Ю. Мархлевскому: «В указаниях Главного правления партии нет цемента, который бы спаивал партию, лишь бестолковщина в определении партийной линии и агитация, которая одна, без более глубоких мыслей об основных задачах партии и пролетариата не представляет большой ценности».

«Я лично, — писал далее Юзеф, — страшно чувствую отсутствие Розы, которая почти одна у нас умеет революционно, объективно и по-марксистски дать ответ на вопрос «что дальше?».

JI. Тышке: «Теперешнее партийное руководство вносит в партию хаос, дает неправильную оценку текущего политического момента, выдвигает кадетские лозунги… Я вижу, что происходит в партии: люди перестают доверять политическому руководству Главного правления, каждый по-своему определяет тактику и задачи партии, Я вижу это начало хаоса и не могу противодействовать, ибо, по моему мнению, линия Главного правления гибельна».

Спустя несколько дней пришел ответ от Ледера. Дзержинский был возмущен и обескуражен.

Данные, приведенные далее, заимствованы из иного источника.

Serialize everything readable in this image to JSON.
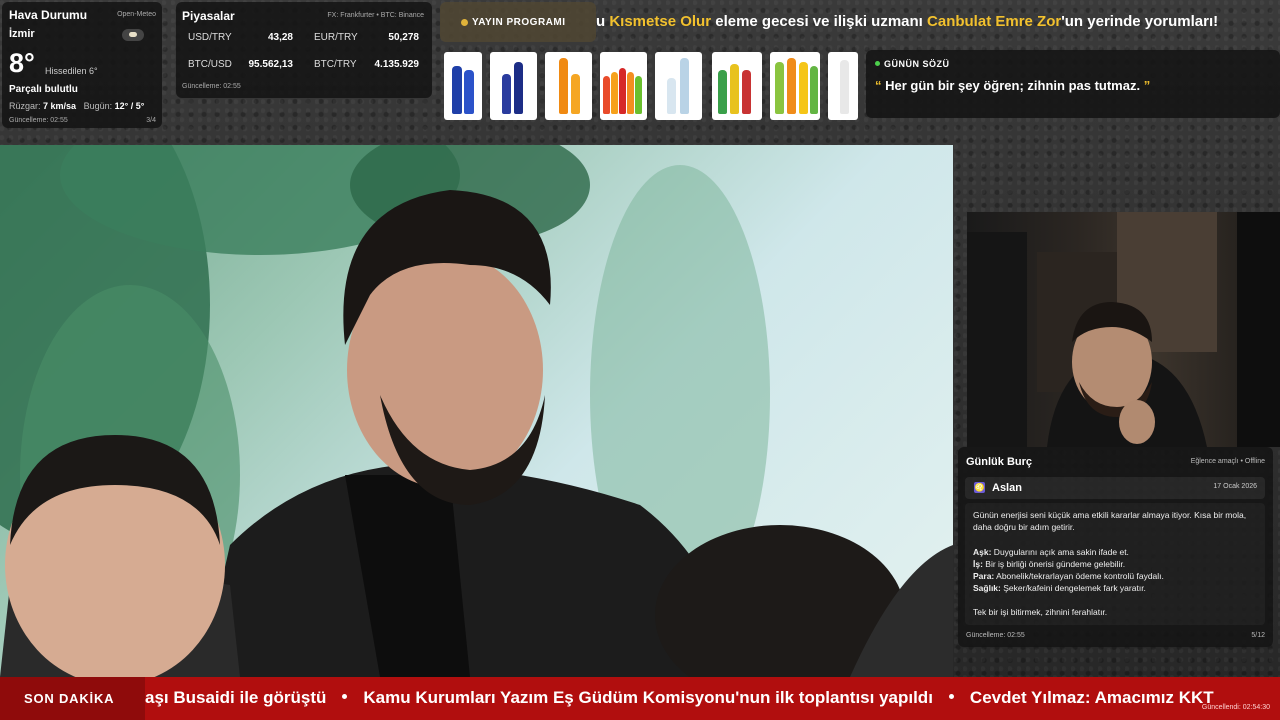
{
  "weather": {
    "title": "Hava Durumu",
    "source": "Open-Meteo",
    "city": "İzmir",
    "temp": "8°",
    "feels": "Hissedilen 6°",
    "condition": "Parçalı bulutlu",
    "wind_label": "Rüzgar:",
    "wind_value": "7 km/sa",
    "today_label": "Bugün:",
    "today_value": "12° / 5°",
    "updated": "Güncelleme: 02:55",
    "page": "3/4",
    "icon": "partly-cloudy-icon"
  },
  "markets": {
    "title": "Piyasalar",
    "source": "FX: Frankfurter • BTC: Binance",
    "rows": [
      {
        "label": "USD/TRY",
        "value": "43,28"
      },
      {
        "label": "EUR/TRY",
        "value": "50,278"
      },
      {
        "label": "BTC/USD",
        "value": "95.562,13"
      },
      {
        "label": "BTC/TRY",
        "value": "4.135.929"
      }
    ],
    "updated": "Güncelleme: 02:55"
  },
  "banner": {
    "label": "YAYIN PROGRAMI",
    "text_a": "u ",
    "highlight_a": "Kısmetse Olur",
    "text_b": " eleme gecesi ve ilişki uzmanı ",
    "highlight_b": "Canbulat Emre Zor",
    "text_c": "'un yerinde yorumları!"
  },
  "quote": {
    "title": "GÜNÜN SÖZÜ",
    "open": "“",
    "text": " Her gün bir şey öğren; zihnin pas tutmaz. ",
    "close": "”"
  },
  "horoscope": {
    "title": "Günlük Burç",
    "status": "Eğlence amaçlı • Offline",
    "sign": "Aslan",
    "sign_icon": "leo-icon",
    "date": "17 Ocak 2026",
    "intro": "Günün enerjisi seni küçük ama etkili kararlar almaya itiyor. Kısa bir mola, daha doğru bir adım getirir.",
    "love_label": "Aşk:",
    "love": " Duygularını açık ama sakin ifade et.",
    "work_label": "İş:",
    "work": " Bir iş birliği önerisi gündeme gelebilir.",
    "money_label": "Para:",
    "money": " Abonelik/tekrarlayan ödeme kontrolü faydalı.",
    "health_label": "Sağlık:",
    "health": " Şeker/kafeini dengelemek fark yaratır.",
    "outro": "Tek bir işi bitirmek, zihnini ferahlatır.",
    "updated": "Güncelleme: 02:55",
    "page": "5/12"
  },
  "ticker": {
    "label": "SON DAKİKA",
    "items": [
      "aşı Busaidi ile görüştü",
      "Kamu Kurumları Yazım Eş Güdüm Komisyonu'nun ilk toplantısı yapıldı",
      "Cevdet Yılmaz: Amacımız KKT"
    ],
    "updated": "Güncellendi: 02:54:30"
  },
  "colors": {
    "accent": "#f2c12e",
    "ticker_bg": "#b10e0e",
    "panel_bg": "#141414"
  }
}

— Представляешь, — говорил он Ганецкому, — вместо ответа по существу — правильна или нет моя критика политики и направления Главного правления — Здзислав все перевел на личную почву. Он пишет, что главной причиной моего недовольства якобы является то, что он делает и пишет, а потому-де надо устранить «предмет недовольства», то есть его.

А вся беда в том, — продолжал Дзержинский, — что Главное правление как коллегия из 5 лиц совершенно не работает. Тройка, я имею в виду Тышку, Ледера и Мархлевского, тоже не работает коллегиально, они даже встречаются редко. Каждый исполняет свои обязанности, а на совместную работу «нет времени». А что остается нам с тобой? Только одно — исполнять их, берлинские, решения, чтобы не мешать работе. Я бы согласился и с такой ролью, если бы политика Главного правления была правильной.

— Здзислав всегда отличался болезненным самолюбием, — отвечал Ганецкий, — на шестом съезде СДКПиЛ — ты тогда был в тюрьме — он обиделся на критику со стороны оппозиции и отказался принять мандат члена Главного правления. Но потом смилостивился и вот даже вошел в руководящую тройку. И я воюю с нашими стариками, ж тоже безрезультатно. Но где выход? А может быть, пора созвать съезд и выбрать новое Главное правление, без стариков?

Ганецкий выжидательно смотрел на Дзержинского. Ждал ответа.

— Глупости! Ты забываешь, что старики создали нашу партию и пользуются огромным влиянием. Мы стоим в преддверии новых боев, а твое предложение может привести к расколу партии, ослабит пролетариат. Нет! Только не это! Мы должны найти пути к исправлению ошибок, не «свергать», а более правильно организовать работу Главного правления.